NEAR BAGHOU: Trucks loaded with civilians left the last Daesh enclave in eastern Syria on Friday, as US-backed forces waited to inflict final defeat on the surrounded militants.
Reporters near the front line at Baghouz saw dozens of trucks driving out with civilians inside them, but it was not clear if more remained in the tiny pocket.
The village is all that remains for Daesh in the Euphrates valley region that became its final populated stronghold in Iraq and Syria after it lost the major cities of Mosul and Raqqa in 2017.
The SDF has steadily driven the militants down the Euphrates after capturing their Syrian capital, Raqqa, in 2017, but does not want to mount a final attack until all civilians are out.
The US-led coalition which supports the SDF has said Islamic State’s “most hardened fighters” remain holed up in Baghouz, close to the Iraqi frontier.
Mustafa Bali, head of the SDF’s media office, earlier told Reuters that more than 3,000 civilians were estimated to still be inside Baghouz and there would be an attempt to evacuate them on Friday.

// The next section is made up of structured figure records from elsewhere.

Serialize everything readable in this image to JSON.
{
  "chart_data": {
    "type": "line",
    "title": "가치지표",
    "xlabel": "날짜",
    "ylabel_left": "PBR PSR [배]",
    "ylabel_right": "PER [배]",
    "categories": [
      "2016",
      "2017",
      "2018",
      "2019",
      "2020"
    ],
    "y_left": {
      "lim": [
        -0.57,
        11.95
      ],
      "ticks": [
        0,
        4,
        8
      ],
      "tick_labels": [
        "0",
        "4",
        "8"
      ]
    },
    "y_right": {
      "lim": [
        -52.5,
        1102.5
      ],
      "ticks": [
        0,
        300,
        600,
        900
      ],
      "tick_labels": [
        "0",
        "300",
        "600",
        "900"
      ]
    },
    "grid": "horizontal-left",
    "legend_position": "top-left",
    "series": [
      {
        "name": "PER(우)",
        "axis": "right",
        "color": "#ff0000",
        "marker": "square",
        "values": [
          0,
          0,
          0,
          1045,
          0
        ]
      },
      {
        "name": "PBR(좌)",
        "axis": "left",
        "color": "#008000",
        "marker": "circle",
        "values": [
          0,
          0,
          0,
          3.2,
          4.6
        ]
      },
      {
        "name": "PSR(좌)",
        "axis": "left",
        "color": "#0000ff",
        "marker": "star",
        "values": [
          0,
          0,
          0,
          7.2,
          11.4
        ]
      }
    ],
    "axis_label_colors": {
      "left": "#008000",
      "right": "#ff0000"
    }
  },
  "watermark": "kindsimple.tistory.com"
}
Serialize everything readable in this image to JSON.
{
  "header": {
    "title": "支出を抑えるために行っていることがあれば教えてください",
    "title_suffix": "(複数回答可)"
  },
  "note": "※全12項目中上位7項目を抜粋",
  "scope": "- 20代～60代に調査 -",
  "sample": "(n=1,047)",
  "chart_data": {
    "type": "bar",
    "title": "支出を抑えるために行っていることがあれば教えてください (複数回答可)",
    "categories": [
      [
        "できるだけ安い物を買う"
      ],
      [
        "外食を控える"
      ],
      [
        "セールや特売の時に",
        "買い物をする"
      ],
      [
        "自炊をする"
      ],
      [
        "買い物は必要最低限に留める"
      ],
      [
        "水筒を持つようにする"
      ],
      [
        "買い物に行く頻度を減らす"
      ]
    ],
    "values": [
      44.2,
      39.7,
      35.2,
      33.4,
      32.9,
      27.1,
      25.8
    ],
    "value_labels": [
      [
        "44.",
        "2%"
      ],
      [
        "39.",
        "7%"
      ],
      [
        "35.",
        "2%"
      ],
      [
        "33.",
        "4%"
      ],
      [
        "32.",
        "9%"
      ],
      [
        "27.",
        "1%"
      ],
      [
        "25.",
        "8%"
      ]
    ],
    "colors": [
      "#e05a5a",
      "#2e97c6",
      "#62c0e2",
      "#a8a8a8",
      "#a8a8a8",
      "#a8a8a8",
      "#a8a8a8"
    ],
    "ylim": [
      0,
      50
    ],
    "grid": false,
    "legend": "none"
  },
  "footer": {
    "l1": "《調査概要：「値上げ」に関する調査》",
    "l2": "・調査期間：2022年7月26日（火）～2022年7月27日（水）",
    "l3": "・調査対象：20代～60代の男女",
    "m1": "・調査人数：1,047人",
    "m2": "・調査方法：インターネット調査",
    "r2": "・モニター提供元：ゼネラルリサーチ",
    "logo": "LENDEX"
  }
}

“If we succeed in evacuating all the civilians, at any moment we will take the decision to storm Baghouz or force the terrorists to surrender,” he said.
Though the fall of Baghouz marks a milestone in the campaign against Islamic State and the wider conflict in Syria, the militant group is still seen as a major security threat.
It has steadily turned to guerrilla warfare and still holds territory in a remote, sparsely populated area west of the Euphrates River — a part of Syria otherwise controlled by the Syrian government and its Russian and Iranian allies.
The United States will leave “a small peacekeeping group” of 200 American troops in Syria for a period of time after a US pullout, the White House said on Thursday, as President Donald Trump pulled back from a complete withdrawal.
Trump in December ordered a withdrawal of the 2,000 troops, saying they had defeated Daesh militants in Syria.